Im Ergebnis kann gesagt werden, dass die Erteilung eines Aufenthaltstitels an einen Fremden in der Regel dann zu keiner finanziellen Belastung einer Gebietskörperschaft iSd § 11 Abs. 2 Z 4 NAG führen kann, wenn dem Fremden monatlich jedenfalls ein frei verfügbares (Netto-)Einkommen zumindest in Höhe der Richtsätze nach dem Wiener Mindestsicherungsgesetz von zumindest EUR 837,76 bzw. bei Ehepaaren der Familiengemeinschaft EUR 1.256,64 bzw. in Fällen einer Anspruchsberechtigung auf eine Pensionsleistung nach dem ASVG feste und regelmäßige (Brutto-)Einkünfte von monatlich zumindest EUR 889,84 bzw. bei Ehepaaren von EUR 1.334,17 - jeweils vor Abzug der regelmäßigen Aufwendungen iSd § 11 Abs. 5 NAG - zur Sicherung seiner Lebensbedürfnisse zur Verfügung stehen. Dieser Richtsatz erhöht sich nach den Regelungen der Wiener Mindestsicherung um EUR 226,20 bzw. sonst um EUR 137,30 für jedes Kind (§ 252 ASVG), dessen Nettoeinkommen den Richtsatz für einfach verwaiste Kinder bis zur Vollendung des 24. Lebensjahres nicht erreicht.

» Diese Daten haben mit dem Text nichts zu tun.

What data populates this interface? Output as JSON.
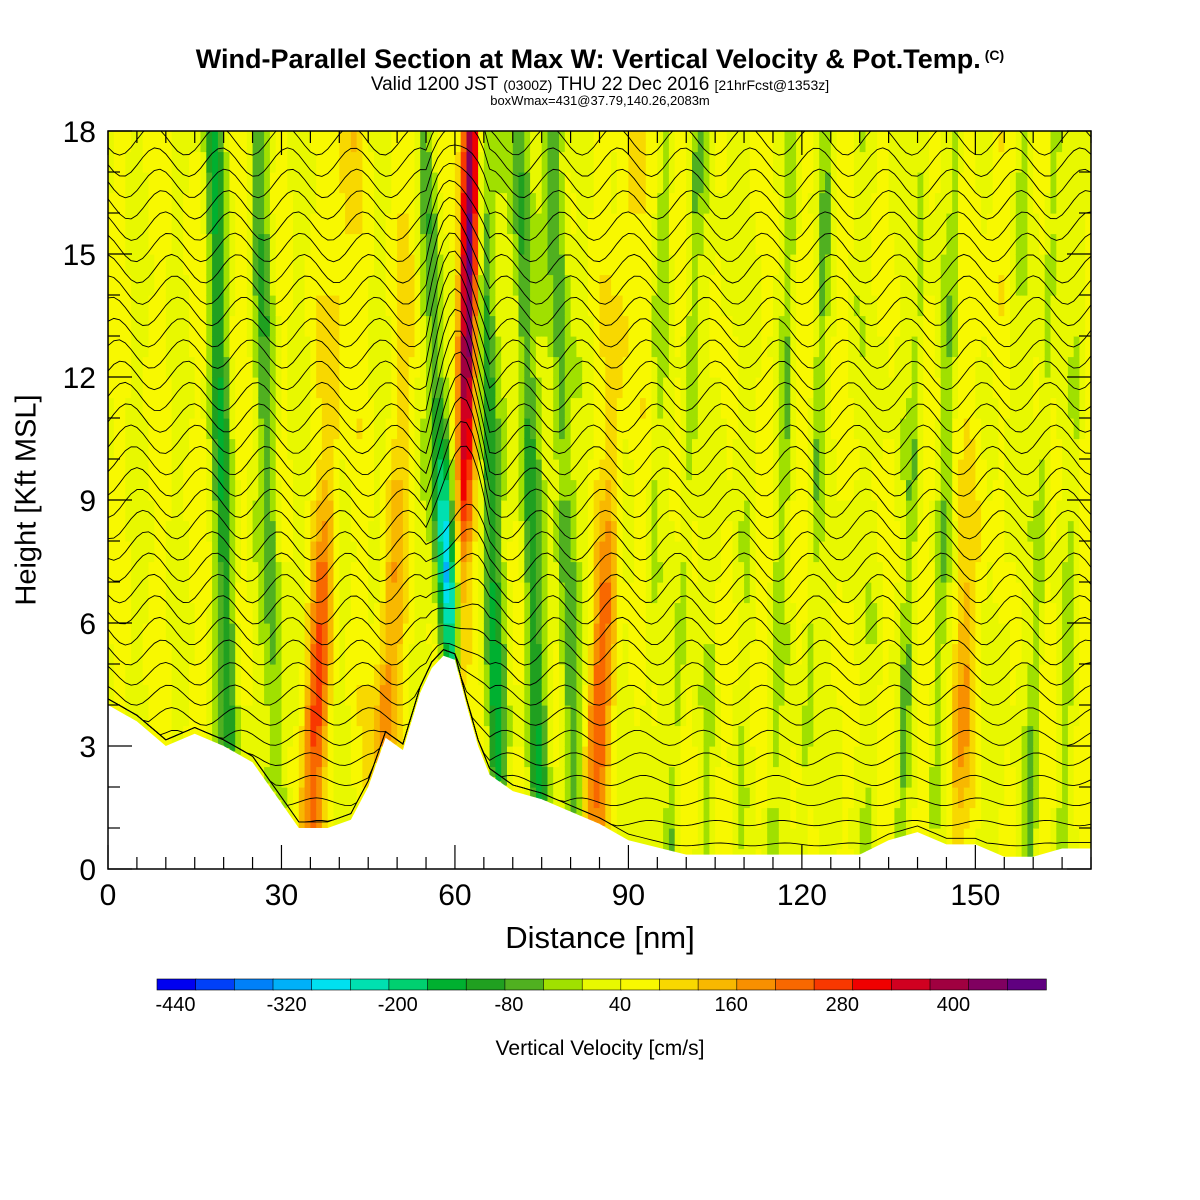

Bei der Beurteilung der finanziellen Leistungsfähigkeit eines Fremden im Lichte des § 11 Abs. 2 Z 4 NAG ist auch darauf Bedacht zu nehmen, dass die Familienzusammenführung aus gemeinschaftsrechtlicher Sicht eine notwendige Voraussetzung dafür darstellt, dass ein Familienleben möglich ist. Sie trägt zur Schaffung soziokultureller Stabilität bei, die die Integration Drittstaatsangehöriger in dem Mitgliedsstaat erleichtert, und fördert auch den wirtschaftlichen und sozialen Zusammenhalt, der als grundlegendes Ziel der Gemeinschaft im Vertrag aufgeführt wird (vgl. Erwägungsgrund 4 der Richtlinie 2003/86).

Gemäß § 21a Abs. 1 NAG haben Drittstaatsangehörige mit der Stellung eines Erstantrages auf Erteilung eines Aufenthaltstitels gemäß § 8 Abs. 1 Z 2, 4, 5, 6 oder 8 Kenntnisse der deutschen Sprache nachzuweisen. Dieser Nachweis hat mittels eines allgemein anerkannten Sprachdiploms oder Kurszeugnisses einer durch Verordnung gemäß Abs. 6 oder 7 bestimmten Einrichtung zu erfolgen, in welchem diese schriftlich bestätigt, dass der Drittstaatsangehörige über Kenntnisse der deutschen Sprache zumindest zur elementaren Sprachverwendung auf einfachstem Niveau verfügt. Das Sprachdiplom oder das Kurszeugnis darf zum Zeitpunkt der Vorlage nicht älter als ein Jahr sein. Absatz 1 gilt auch für Drittstaatsangehörige, die einen Antrag auf erstmalige Erteilung eines Aufenthaltstitels gemäß § 8 Abs. 1 Z 2, 4, 5, 6 oder 8 im Zuge eines Verfahrens gemäß § 24 Abs. 4 oder § 26 stellen.